No memorando dirigido à embaixada, o Ministério dos Negócios Estrangeiros (MNE) da Rússia reconheceu a morte de 16 soldados camaroneses que serviam na zona de operações militares especiais na Ucrânia.
O MNE russo afirmou que foram tomadas as "medidas necessárias" para contactar as famílias dos soldados falecidos.
Numa outra comunicação oficial, enviada no mesmo dia, o MNE russo convidou as famílias de outros seis cidadãos camaroneses residentes na Rússia a comparecerem no ministério para tratar de "assuntos urgentes" que lhes dizem respeito.
Não foram fornecidas mais informações.
Em março do ano passado, o ministro da Defesa dos Camarões instruiu vários altos comandos militares do país a tomarem "medidas de emergência rigorosas" para impedir novas deserções por parte de soldados camaroneses no ativo ou reformados.
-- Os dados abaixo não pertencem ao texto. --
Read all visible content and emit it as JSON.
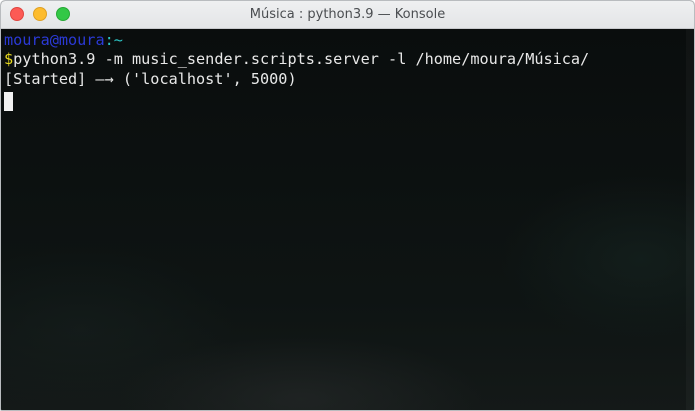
{
  "window": {
    "title": "Música : python3.9 — Konsole",
    "buttons": [
      "close",
      "minimize",
      "maximize"
    ]
  },
  "terminal": {
    "prompt": {
      "user": "moura",
      "at": "@",
      "host": "moura",
      "colon": ":",
      "cwd": "~"
    },
    "prompt_symbol": "$",
    "command": "python3.9 -m music_sender.scripts.server -l /home/moura/Música/",
    "output": [
      "[Started] —→ ('localhost', 5000)"
    ]
  },
  "colors": {
    "user": "#2b3ad6",
    "path": "#2cc3c3",
    "prompt_symbol": "#e6d81e",
    "text": "#e8e8e8",
    "background": "#0b0e0e"
  }
}
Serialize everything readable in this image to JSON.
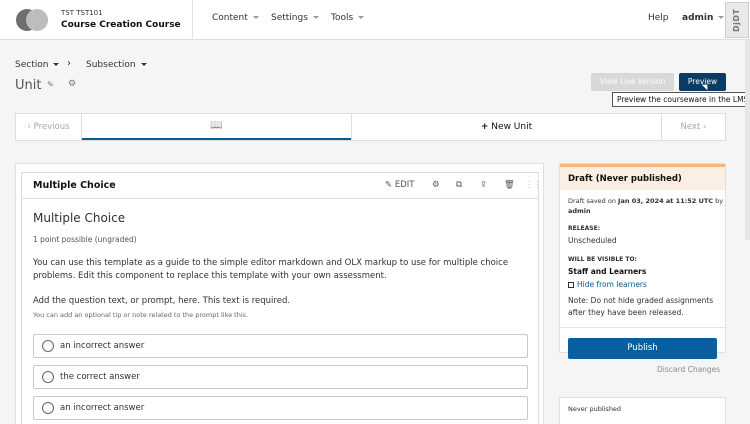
{
  "header": {
    "course_org": "TST TST101",
    "course_title": "Course Creation Course",
    "nav": {
      "content": "Content",
      "settings": "Settings",
      "tools": "Tools"
    },
    "help": "Help",
    "user": "admin",
    "ddt": "DjDT"
  },
  "breadcrumb": {
    "section": "Section",
    "subsection": "Subsection",
    "sep": "›"
  },
  "unit": {
    "title": "Unit",
    "pencil_icon": "pencil-icon",
    "gear_icon": "gear-icon"
  },
  "actions": {
    "view_live": "View Live Version",
    "preview": "Preview",
    "tooltip": "Preview the courseware in the LMS"
  },
  "sequence": {
    "previous": "Previous",
    "new_unit": "New Unit",
    "next": "Next",
    "tab_icon": "book-icon"
  },
  "component": {
    "header_title": "Multiple Choice",
    "edit_label": "EDIT",
    "problem_title": "Multiple Choice",
    "points": "1 point possible (ungraded)",
    "description": "You can use this template as a guide to the simple editor markdown and OLX markup to use for multiple choice problems. Edit this component to replace this template with your own assessment.",
    "question": "Add the question text, or prompt, here. This text is required.",
    "tip": "You can add an optional tip or note related to the prompt like this.",
    "choices": [
      "an incorrect answer",
      "the correct answer",
      "an incorrect answer"
    ]
  },
  "sidebar": {
    "status_title": "Draft (Never published)",
    "saved_prefix": "Draft saved on ",
    "saved_date": "Jan 03, 2024 at 11:52 UTC",
    "saved_by": " by",
    "saved_user": "admin",
    "release_label": "RELEASE:",
    "release_value": "Unscheduled",
    "visible_label": "WILL BE VISIBLE TO:",
    "visible_value": "Staff and Learners",
    "hide_label": "Hide from learners",
    "note": "Note: Do not hide graded assignments after they have been released.",
    "publish": "Publish",
    "discard": "Discard Changes",
    "never_published": "Never published"
  },
  "colors": {
    "preview_button": "#0a3c65",
    "publish_button": "#0a5fa0",
    "draft_accent": "#f8b57b",
    "draft_bg": "#fbeee2",
    "link": "#0a5a8e"
  }
}
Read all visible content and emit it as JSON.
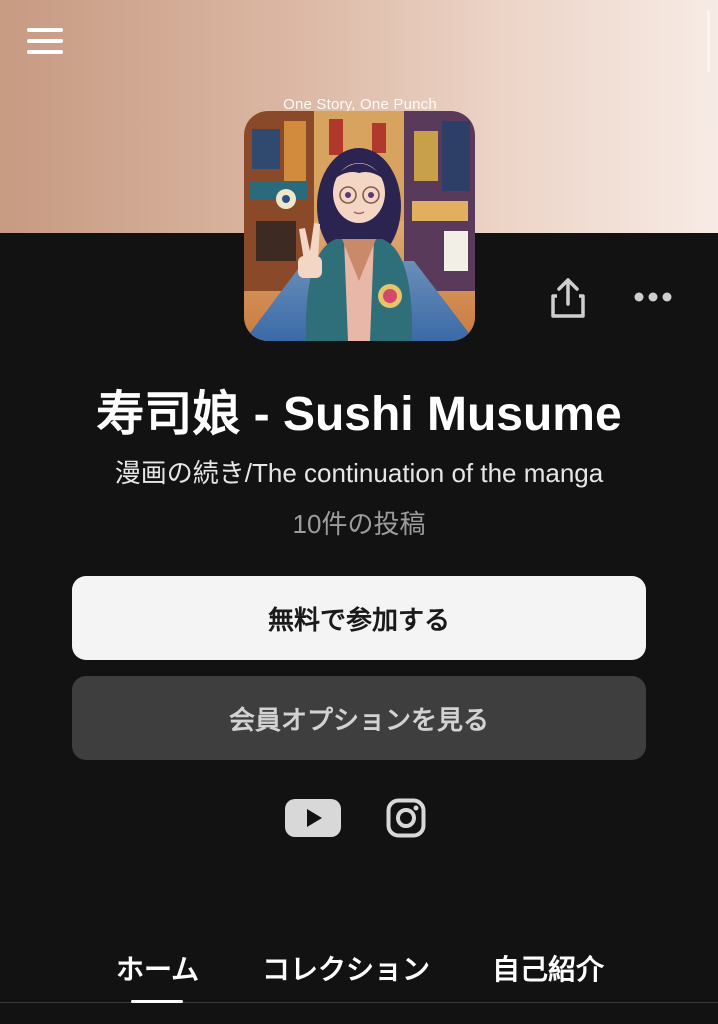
{
  "banner": {
    "colors": {
      "left": "#c79a82",
      "right": "#f7ebe5"
    }
  },
  "header": {
    "menu_icon": "hamburger-menu-icon"
  },
  "avatar": {
    "caption": "One Story, One Punch"
  },
  "actions": {
    "share_icon": "share-icon",
    "more_icon": "more-horizontal-icon"
  },
  "profile": {
    "title": "寿司娘 - Sushi Musume",
    "subtitle": "漫画の続き/The continuation of the manga",
    "post_count": "10件の投稿"
  },
  "buttons": {
    "join_label": "無料で参加する",
    "membership_label": "会員オプションを見る"
  },
  "social": {
    "youtube_icon": "youtube-icon",
    "instagram_icon": "instagram-icon"
  },
  "tabs": [
    {
      "label": "ホーム",
      "active": true
    },
    {
      "label": "コレクション",
      "active": false
    },
    {
      "label": "自己紹介",
      "active": false
    }
  ],
  "colors": {
    "background": "#121212",
    "primary_button": "#f4f4f4",
    "secondary_button": "#3e3e3e"
  }
}
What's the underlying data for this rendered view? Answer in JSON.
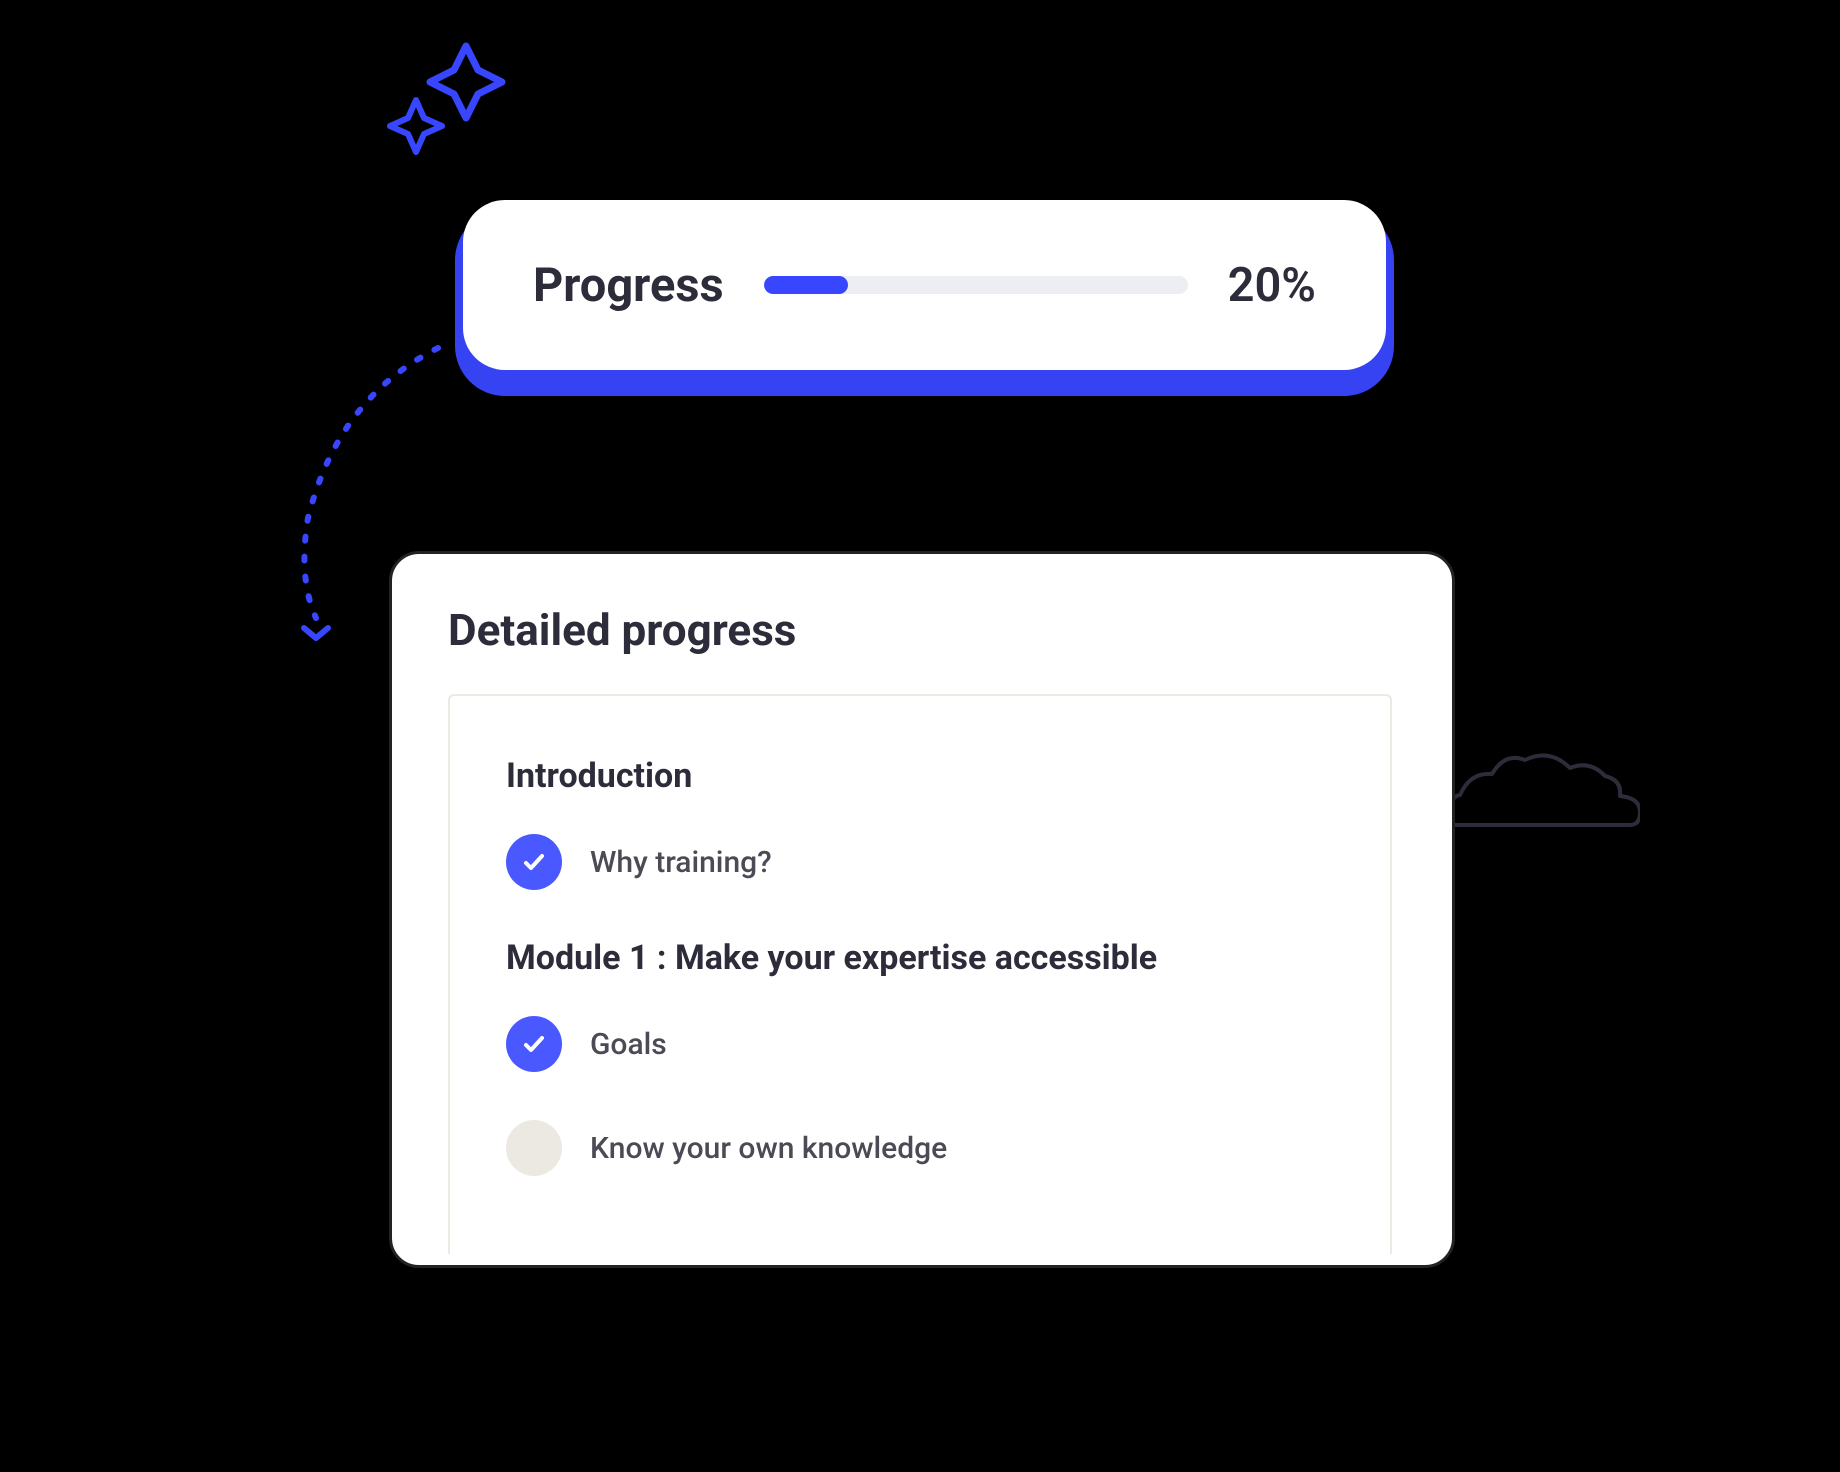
{
  "colors": {
    "accent": "#3847ff",
    "text_dark": "#2c2c3a",
    "text_muted": "#4b4b56",
    "check_bg_done": "#4959ff",
    "check_bg_pending": "#ece9e3"
  },
  "progress": {
    "label": "Progress",
    "percent": 20,
    "percent_label": "20%"
  },
  "detail": {
    "title": "Detailed progress",
    "sections": [
      {
        "title": "Introduction",
        "items": [
          {
            "label": "Why training?",
            "done": true
          }
        ]
      },
      {
        "title": "Module 1 : Make your expertise accessible",
        "items": [
          {
            "label": "Goals",
            "done": true
          },
          {
            "label": "Know your own knowledge",
            "done": false
          }
        ]
      }
    ]
  }
}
Um relatório dos serviços secretos apresentado no parlamento do Quénia no início deste ano revelou que 1.000 quenianos foram recrutados para combater pela Rússia após terem sido induzidos em erro com falsas promessas de emprego no país, antes de serem enviados para a linha da frente.
Dois nigerianos foram mortos no final do ano passado enquanto lutavam pelo lado da Rússia, anunciou este mês a agência de serviços secretos da Ucrânia.
Uma outra investigação da AP, realizada em 2024, revelou que mulheres africanas também foram enganadas para integrar o esforço de guerra russo e enviadas para trabalhar numa fábrica de montagem de drones de ataque destinados a serem utilizados contra a Ucrânia.
Foram atraídas por anúncios nas redes sociais que ofereciam programas de trabalho e estudo.
As autoridades ucranianas estimam que, desde o início da invasão russa, em fevereiro de 2022, cerca de 1.780 africanos de 36 países possam ter sido recrutados para lutar pela Rússia.
Embora alguns participem de forma voluntária como mercenários, outros denunciaram enganos e coações que, segundo especialistas, poderiam constituir casos de tráfico de pessoas.
Kiev também informou que cidadãos de países como Somália, Serra Leoa, Togo, Cuba e Sri Lanka, entre outros, foram capturados, embora a maioria morra ou fique gravemente ferida antes de ser considerada como prisioneira de guerra.